I wouldn’t want to fly Virgin. Who’d want to fly an airline that doesn’t go all the way?
me: you said you were going to clean your room
5 year old: I said it, but I didn’t promise
me: yes you did. you said, “I promise”
5 year old: ok, I promised, but I didn’t mean it
[1863]
LINCOLN: Here’s what I have so far…”Eighty seven years ago our f—
MARY TODD: Wait, wait…Why don’t you use some whacky weird numbers
I was on the phone with my parents and I brought up how I’m parenting differently than they did, so they became defensive saying “Well, look how well you turned out” and I heard my wife laughing all the way from Target.
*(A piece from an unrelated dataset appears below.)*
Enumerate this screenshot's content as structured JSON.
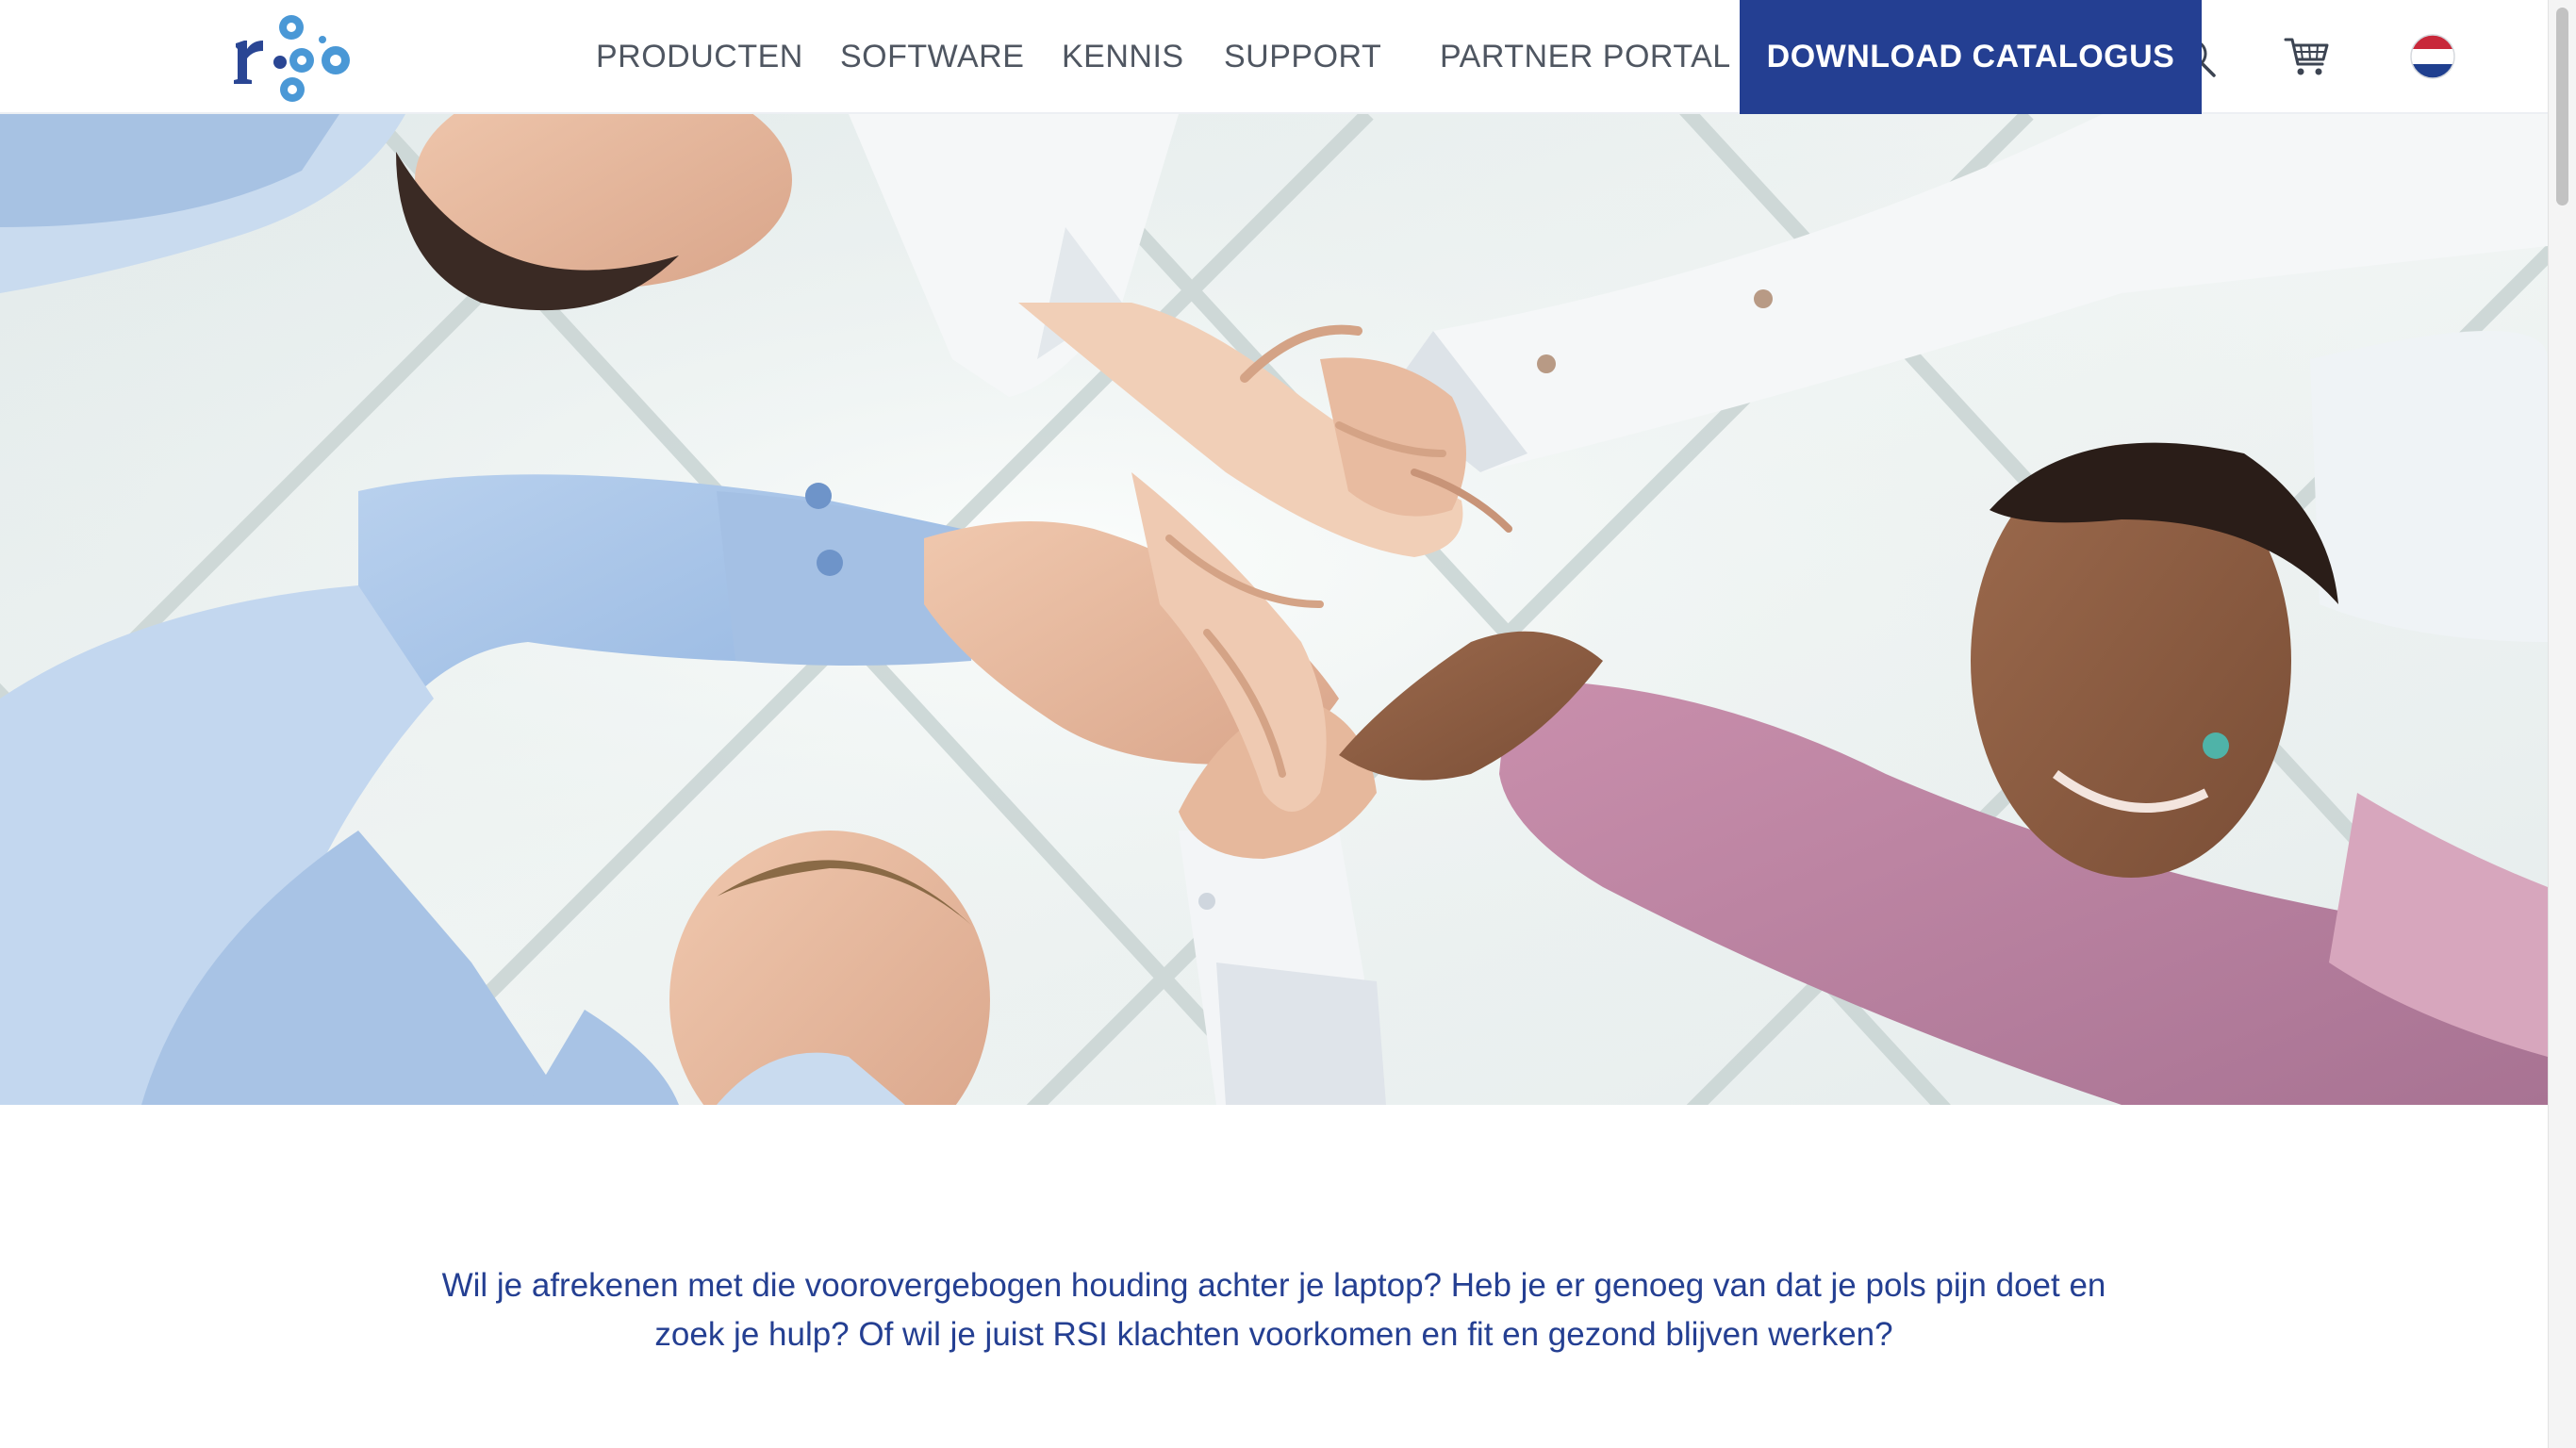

Me, excited: Are we gonna go in the Mosh Pet!
-You mean the mosh PIT, right?
Me, sad: *Furtively puts my dog grooming kit away*
I gave a yelp review once.
In my defense, it was my first bikini wax.
Turns out my cat has been saying “meow” not “mayo”.
Anyone need eight gallons of Hellman’s?
I’m always punctual, which is why I hope to be cremated and used in an hourglass.
The first fireman to get called to rescue a cat in a tree must have had the hose wrestled from him before someone told him to get a ladder.
[park bench with girlfriend]
so you’re dumping me because you don’t think I’m smart?
“yes brent”
*starts raining*
great and now sky water
“You look tired”
Well you’re crap at compliments.
STAGES OF WORKING FROM HOME
– Yay I get to work from home
– It would be nice to talk to people
– I hope that pigeon sits in the window today
Let’s play a game.
What item did my almost 3yo bring into our bed.
A: A teddy bear
B: A blanket
C: A @$!&*’n toilet brush
There’s a fly in the den so my cat is reenacting the Matrix
Fellas, don’t feel like you can’t offer your wife cooking tips, even after she spends all day making a delicious home cooked meal. And it doesn’t hurt to throw in “That’s not how my mom used to do it”.
Atheists are Popeless romantics.
It’s been a week with no gluten and minimal sugar, I’ve lost hearing in my left foot.